Tusculum receives award as a winner in 2018 Tennessee College Voter Registration Competition

The Tennessee Secretary of State’s Office honored Tusculum University Thursday, Jan. 24. The university was a winner of the 2018 Tennessee College Voter Registration Competition. Pictured left to right are Secretary of State Tre Hargett, Tusculum sophomores Carmyn Tassone and Hanna Johnson, state Sen. Steve Southerland and state Rep. David Hawk.
The photo is courtesy of the Tennessee Secretary of State’s Office.

Facing a lecture hall full of Tusculum University students, Tre Hargett, Tennessee’s secretary of state, told them that someday one of them might be governor, a U.S. senator or the nation’s president.

If that is going to happen, he said, it is important they prepare themselves for this opportunity and participate in the electoral process. He encouraged students to not only register to vote but then to go to the polls and cast votes that reflect their views.

“Don’t vote my values and don’t vote the way you believe that I think you should vote,” Hargett said. “Vote the way that you believe you should vote based on your values and your principles. And don’t just accept what you see in 280 characters on Twitter or what’s a liked post on Instagram. Do your own research and vote the way you believe you should.”

Hargett was at Tusculum’s Meen Center Thursday, Jan. 24, to recognize the university as one of three winners in the 2018 Tennessee College Voter Registration Competition. He presented an award to Hanna Johnson and Carmyn Tassone, two sophomores who led a voter registration drive in the fall. Joining them for the presentation were state Sen. Steve Southerland, R-Morristown, and state Rep. David Hawk, R-Greeneville, who represent Tusculum in the state Legislature.

Hargett said he was not surprised Tusculum won in the private school category because of its previous involvement in registration drives.

This year, Johnson and Tassone set up tables for two days in the Scott M. Niswonger Commons to help students register to vote. They also conducted a voting activity where they asked students what foreign language class they would like to see on campus. Helping the students with their activities was Dr. Mary Cooper, an assistant professor of political science and director of the honors program at Tusculum.
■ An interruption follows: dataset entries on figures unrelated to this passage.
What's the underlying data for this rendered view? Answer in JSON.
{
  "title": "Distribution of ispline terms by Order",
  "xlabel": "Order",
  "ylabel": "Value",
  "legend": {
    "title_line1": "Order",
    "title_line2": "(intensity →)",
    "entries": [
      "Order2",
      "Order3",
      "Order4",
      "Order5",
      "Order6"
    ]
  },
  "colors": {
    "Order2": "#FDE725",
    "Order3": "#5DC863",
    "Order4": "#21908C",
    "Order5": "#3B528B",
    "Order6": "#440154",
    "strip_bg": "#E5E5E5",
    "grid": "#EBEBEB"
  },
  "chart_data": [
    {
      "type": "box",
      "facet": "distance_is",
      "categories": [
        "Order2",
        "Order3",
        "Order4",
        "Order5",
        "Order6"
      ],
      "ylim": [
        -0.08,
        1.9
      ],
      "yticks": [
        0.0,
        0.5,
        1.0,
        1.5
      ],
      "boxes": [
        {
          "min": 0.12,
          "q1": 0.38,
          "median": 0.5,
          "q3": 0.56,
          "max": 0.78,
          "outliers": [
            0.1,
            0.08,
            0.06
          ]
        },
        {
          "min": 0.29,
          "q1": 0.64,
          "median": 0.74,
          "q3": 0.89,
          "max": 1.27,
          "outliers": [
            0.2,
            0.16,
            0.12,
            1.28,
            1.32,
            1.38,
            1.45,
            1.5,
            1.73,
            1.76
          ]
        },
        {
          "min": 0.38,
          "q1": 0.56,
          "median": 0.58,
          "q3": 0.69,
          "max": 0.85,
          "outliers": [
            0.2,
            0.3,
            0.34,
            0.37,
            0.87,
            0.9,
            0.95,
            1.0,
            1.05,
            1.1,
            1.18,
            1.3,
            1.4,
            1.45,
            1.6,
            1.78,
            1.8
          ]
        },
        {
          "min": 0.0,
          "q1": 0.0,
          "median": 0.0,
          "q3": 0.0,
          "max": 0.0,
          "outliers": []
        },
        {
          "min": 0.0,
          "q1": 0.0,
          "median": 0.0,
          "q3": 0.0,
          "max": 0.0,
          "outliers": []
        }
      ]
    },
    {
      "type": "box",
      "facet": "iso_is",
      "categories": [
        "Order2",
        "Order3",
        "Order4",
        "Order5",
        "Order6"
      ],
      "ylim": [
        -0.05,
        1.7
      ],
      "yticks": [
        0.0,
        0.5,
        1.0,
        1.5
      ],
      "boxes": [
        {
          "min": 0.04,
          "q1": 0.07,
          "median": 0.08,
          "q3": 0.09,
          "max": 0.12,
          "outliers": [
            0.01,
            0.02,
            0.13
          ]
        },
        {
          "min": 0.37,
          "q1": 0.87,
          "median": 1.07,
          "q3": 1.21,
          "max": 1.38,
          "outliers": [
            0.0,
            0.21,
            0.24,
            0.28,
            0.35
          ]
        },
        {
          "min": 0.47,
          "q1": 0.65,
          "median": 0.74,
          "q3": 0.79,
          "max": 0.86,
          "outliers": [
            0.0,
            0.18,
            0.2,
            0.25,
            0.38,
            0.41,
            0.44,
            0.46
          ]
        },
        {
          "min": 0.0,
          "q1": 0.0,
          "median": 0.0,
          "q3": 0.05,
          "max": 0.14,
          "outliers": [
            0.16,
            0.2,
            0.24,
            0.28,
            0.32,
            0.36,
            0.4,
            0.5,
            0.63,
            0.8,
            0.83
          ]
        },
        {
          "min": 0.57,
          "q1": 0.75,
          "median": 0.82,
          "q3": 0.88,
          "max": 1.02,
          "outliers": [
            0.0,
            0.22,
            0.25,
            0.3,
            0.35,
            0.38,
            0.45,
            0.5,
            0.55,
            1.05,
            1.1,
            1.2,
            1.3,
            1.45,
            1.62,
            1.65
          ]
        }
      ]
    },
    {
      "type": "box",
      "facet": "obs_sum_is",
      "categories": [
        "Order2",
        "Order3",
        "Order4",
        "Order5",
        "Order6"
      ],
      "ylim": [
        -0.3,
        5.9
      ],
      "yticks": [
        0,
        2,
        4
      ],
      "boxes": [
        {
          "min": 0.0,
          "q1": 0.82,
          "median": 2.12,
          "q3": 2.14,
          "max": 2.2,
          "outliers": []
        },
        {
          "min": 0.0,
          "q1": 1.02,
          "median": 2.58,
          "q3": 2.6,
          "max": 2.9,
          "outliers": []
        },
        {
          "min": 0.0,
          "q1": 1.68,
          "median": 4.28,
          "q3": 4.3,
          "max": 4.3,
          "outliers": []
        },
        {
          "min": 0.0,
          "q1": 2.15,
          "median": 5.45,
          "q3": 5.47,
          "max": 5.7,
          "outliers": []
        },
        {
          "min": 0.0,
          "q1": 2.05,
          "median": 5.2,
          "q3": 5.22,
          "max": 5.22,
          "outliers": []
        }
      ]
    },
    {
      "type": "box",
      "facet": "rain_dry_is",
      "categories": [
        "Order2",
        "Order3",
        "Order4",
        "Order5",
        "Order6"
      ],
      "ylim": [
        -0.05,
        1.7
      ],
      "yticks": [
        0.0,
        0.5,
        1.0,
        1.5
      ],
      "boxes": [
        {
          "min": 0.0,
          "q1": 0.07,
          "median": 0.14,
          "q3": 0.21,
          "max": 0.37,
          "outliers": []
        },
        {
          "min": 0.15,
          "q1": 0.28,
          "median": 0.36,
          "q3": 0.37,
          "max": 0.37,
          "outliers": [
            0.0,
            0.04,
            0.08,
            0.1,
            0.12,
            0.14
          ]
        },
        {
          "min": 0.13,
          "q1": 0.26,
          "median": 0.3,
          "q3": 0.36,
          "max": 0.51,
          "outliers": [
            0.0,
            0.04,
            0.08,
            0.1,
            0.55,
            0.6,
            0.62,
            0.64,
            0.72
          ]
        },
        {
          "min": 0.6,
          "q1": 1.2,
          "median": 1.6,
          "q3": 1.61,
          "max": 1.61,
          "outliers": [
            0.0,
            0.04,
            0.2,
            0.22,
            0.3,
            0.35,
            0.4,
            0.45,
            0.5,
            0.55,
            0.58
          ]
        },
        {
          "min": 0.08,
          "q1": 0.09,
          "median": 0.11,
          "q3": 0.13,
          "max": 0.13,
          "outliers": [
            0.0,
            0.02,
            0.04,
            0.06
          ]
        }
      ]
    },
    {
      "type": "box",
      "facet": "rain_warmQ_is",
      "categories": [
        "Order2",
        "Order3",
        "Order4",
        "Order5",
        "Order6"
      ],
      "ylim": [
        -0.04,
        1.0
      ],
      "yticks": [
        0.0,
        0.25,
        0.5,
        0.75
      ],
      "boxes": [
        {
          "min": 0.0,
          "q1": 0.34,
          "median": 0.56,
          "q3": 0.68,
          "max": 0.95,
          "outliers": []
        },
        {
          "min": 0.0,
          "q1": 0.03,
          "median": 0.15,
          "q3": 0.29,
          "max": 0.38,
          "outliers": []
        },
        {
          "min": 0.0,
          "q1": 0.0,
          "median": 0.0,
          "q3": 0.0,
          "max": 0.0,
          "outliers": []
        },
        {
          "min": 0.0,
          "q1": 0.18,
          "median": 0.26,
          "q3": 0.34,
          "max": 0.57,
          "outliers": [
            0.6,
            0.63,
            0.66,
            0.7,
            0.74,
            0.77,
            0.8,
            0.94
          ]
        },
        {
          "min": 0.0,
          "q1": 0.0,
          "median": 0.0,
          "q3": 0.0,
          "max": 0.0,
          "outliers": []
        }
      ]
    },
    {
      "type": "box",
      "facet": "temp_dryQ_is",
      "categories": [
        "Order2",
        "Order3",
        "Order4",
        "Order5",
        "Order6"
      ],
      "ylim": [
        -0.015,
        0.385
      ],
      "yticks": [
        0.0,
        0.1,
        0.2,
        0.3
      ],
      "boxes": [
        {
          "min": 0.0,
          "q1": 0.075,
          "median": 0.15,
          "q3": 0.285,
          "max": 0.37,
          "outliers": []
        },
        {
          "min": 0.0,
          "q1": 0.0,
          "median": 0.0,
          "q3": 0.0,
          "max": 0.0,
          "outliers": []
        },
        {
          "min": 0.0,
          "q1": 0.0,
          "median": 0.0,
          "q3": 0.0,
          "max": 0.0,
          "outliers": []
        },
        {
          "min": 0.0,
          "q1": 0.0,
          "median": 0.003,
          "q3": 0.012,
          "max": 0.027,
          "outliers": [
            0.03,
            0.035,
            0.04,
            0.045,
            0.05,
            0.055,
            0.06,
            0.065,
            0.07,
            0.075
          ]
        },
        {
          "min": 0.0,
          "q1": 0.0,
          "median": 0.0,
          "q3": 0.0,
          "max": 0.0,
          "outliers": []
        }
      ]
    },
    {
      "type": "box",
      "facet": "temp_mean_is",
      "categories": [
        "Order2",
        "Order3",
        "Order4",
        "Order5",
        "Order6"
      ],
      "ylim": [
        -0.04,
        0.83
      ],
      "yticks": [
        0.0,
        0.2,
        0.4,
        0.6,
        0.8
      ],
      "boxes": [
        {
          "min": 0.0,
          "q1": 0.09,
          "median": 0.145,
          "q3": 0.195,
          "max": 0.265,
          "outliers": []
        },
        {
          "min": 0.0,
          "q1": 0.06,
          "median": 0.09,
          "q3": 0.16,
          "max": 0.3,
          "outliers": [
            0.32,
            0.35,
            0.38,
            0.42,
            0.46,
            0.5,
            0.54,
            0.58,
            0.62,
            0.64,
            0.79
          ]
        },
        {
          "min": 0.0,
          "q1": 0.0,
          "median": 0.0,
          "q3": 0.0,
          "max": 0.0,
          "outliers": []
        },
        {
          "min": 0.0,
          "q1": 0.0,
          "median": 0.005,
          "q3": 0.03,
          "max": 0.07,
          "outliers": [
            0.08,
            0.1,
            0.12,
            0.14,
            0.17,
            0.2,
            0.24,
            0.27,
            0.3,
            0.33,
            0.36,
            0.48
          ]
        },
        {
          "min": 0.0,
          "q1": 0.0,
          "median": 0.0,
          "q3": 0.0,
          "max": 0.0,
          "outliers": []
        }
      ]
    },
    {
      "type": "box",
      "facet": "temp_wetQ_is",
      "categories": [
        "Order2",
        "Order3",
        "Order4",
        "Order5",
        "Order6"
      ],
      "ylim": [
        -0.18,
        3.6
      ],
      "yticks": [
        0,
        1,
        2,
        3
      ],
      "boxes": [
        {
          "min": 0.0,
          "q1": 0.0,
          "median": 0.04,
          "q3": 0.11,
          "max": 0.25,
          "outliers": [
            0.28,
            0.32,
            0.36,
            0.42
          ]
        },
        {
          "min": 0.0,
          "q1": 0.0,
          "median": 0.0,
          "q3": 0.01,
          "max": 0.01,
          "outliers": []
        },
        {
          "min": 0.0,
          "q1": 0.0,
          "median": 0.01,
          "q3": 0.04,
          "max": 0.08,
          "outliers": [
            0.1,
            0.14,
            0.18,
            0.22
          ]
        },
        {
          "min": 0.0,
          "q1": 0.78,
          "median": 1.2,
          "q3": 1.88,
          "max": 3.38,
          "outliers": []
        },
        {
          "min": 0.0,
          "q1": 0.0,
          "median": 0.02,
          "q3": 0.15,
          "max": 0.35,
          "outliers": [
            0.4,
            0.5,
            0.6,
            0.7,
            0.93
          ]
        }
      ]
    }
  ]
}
“It’s important to vote, and it’s vital that our generation knows that it’s important,” Johnson said. “This is really our voice in society. If we don’t act on it, then nothing will ever change and we won’t have our voices heard. I feel like it’s a duty as a citizen, but it’s also a right that we have and we’re very privileged to be able to have that right.”

Tassone and Johnson put special emphasis on recruiting freshmen to register because these students did not have an opportunity to participate in the previous year’s drive, but they also sought students in more advanced years at Tusculum. In addition, they visited a few first-year experience classes.

“It’s very important to have every single voice heard,” Tassone said. “That one vote can be a change in anybody’s life, so I feel that it’s very important for everybody to have their own voice because it really can make a change – maybe not in your life but in others’ lives. And that’s why I find it’s so important.”

Hargett had similar thoughts.

“When you don’t vote, all you do is hand the power in your community, your state and your nation to those people that do,” he said. “I just happen to believe that you are better off participating in the process and helping be a part of making those decisions. It’s important who you send to Nashville, it’s important who you send to city hall and it’s important who you send to Washington because they are making the decisions that don’t just affect your present but they affect your future for many generations to come.”